As to what I’ve learned, themes were anti-neoliberal austerity programs, anti-capitalism, anti-state. I pressed in the question period for solutions. One Egyptian said it’s too early. Some talk about forming co-ops, workers running their own factories, and other alternatives but not a lot of clarity about future society. Some speakers labeled themselves as anarchists, meaning anti-state. The three years of global uprisings were considered failures in that not much has changed, i.e. Egypt still has military rule, Greeks are suffering greatly, etc. But, they’re successes in that people are empowered, knowing they can make change. A lot of the videos showed police violence, including shooting with real bullets in Egypt, but the point was also made that media coverage of police brutality brought the masses to the streets, as in Greece. Some discussion of violence as necessary when confronted with police violence, cool to burn police cars, or a bright Palestinian blind young woman said it’s OK for youth to throw rocks at Israeli soldiers who occupy their land.
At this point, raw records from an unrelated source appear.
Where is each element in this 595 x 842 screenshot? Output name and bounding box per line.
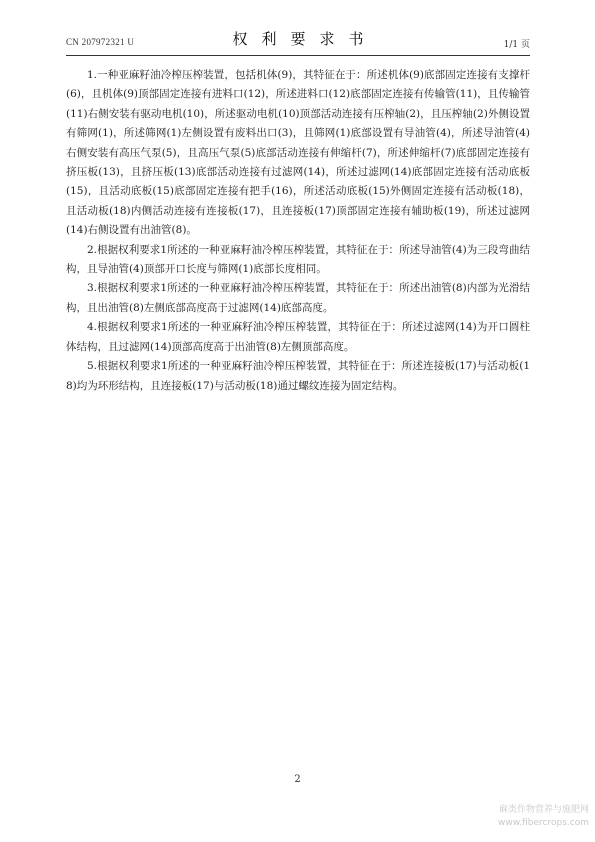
watermark-url: www.fibercrops.com (498, 818, 589, 828)
publication-number: CN 207972321 U (66, 37, 135, 47)
page-count: 1/1 页 (503, 40, 530, 50)
claims-body (66, 66, 530, 396)
watermark-site-name: 麻类作物营养与施肥网 (498, 805, 589, 815)
claim-3: 3.根据权利要求1所述的一种亚麻籽油冷榨压榨装置，其特征在于：所述出油管(8)内部为光滑结构，且出油管(8)左侧底部高度高于过滤网(14)底部高度。 (66, 282, 530, 314)
claim-1: 1.一种亚麻籽油冷榨压榨装置，包括机体(9)，其特征在于：所述机体(9)底部固定连接有支撑杆(6)，且机体(9)顶部固定连接有进料口(12)，所述进料口(12)底部固定连接有传输管(11)，且传输管(11)右侧安装有驱动电机(10)，所述驱动电机(10)顶部活动连接有压榨轴(2)，且压榨轴(2)外侧设置有筛网(1)，所述筛网(1)左侧设置有废料出口(3)，且筛网(1)底部设置有导油管(4)，所述导油管(4)右侧安装有高压气泵(5)，且高压气泵(5)底部活动连接有伸缩杆(7)，所述伸缩杆(7)底部固定连接有挤压板(13)，且挤压板(13)底部活动连接有过滤网(14)，所述过滤网(14)底部固定连接有活动底板(15)，且活动底板(15)底部固定连接有把手(16)，所述活动底板(15)外侧固定连接有活动板(18)，且活动板(18)内侧活动连接有连接板(17)，且连接板(17)顶部固定连接有辅助板(19)，所述过滤网(14)右侧设置有出油管(8)。 (66, 69, 530, 237)
claim-2: 2.根据权利要求1所述的一种亚麻籽油冷榨压榨装置，其特征在于：所述导油管(4)为三段弯曲结构，且导油管(4)顶部开口长度与筛网(1)底部长度相同。 (66, 243, 530, 276)
claim-4: 4.根据权利要求1所述的一种亚麻籽油冷榨压榨装置，其特征在于：所述过滤网(14)为开口圆柱体结构，且过滤网(14)顶部高度高于出油管(8)左侧顶部高度。 (66, 321, 530, 353)
header-divider (66, 55, 530, 56)
site-watermark (449, 804, 589, 830)
page-number: 2 (294, 774, 301, 785)
document-header (66, 28, 530, 54)
page-title: 权利要求书 (232, 30, 378, 48)
claim-5: 5.根据权利要求1所述的一种亚麻籽油冷榨压榨装置，其特征在于：所述连接板(17)与活动板(18)均为环形结构，且连接板(17)与活动板(18)通过螺纹连接为固定结构。 (66, 360, 530, 392)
The most moving talk was by an Egyptian feminist who was in tears describing the “circle of hell” that often occurs where a large crowd of men surrounds a woman and grope or rape her, several were raped with a knife. She and others have formed protection groups to go in and rescue such women. You can’t really go to the police for help because the government’s position is that women should stay home. You’d have to be very courageous to report rape, as some women have done. Another theme is they believe horizontal direct action organizing works, very anti-hierarchy. Mostly a 20s and 30s crowd, but the plenary speakers were older academics, authors, mostly male American and British. The panels were most interesting because they were the young people on the streets from all the countries where uprisings occurred except the Tunisians couldn’t get visas. The organizers, a Canadian man and Dutch globalization professor (maybe a couple?) have made films about the uprisings so they have a network.

Monday I continued my interest in the narrow Dutch houses by visiting Rembrandt’s home from the 17th century, five stories high (see photos). He wasn’t a good Calvinist. After his wife died at 30, giving birth to four children—only one survived, he hired a widow to take care of his son and ended up in what the museum film called a romantic relationship. She sued him to marry her after I think 8 years of living together. He was obliged to give her monthly payments but sent her to a workhouse for women. Then he got involved with his next domestic worker, age 23. The museum had hands-on workshops, including etching. I didn’t realize it’s so difficult because everything prints in reverse. Then off to find a new place with minimal directions to hear anarchists from Spain and Chile, translated by an American guy who lives in Barcelona. O overall a godsend for contacts for the youth activism book. The most fun was the bike ride to the countryside. I wanted to take a bus to nearby port cities today but it was rainy and cold, thought I better guard my health for the 18 hour ride home. Stopped in Frankfort so I got to buy some German cookies. Lovely to be home now!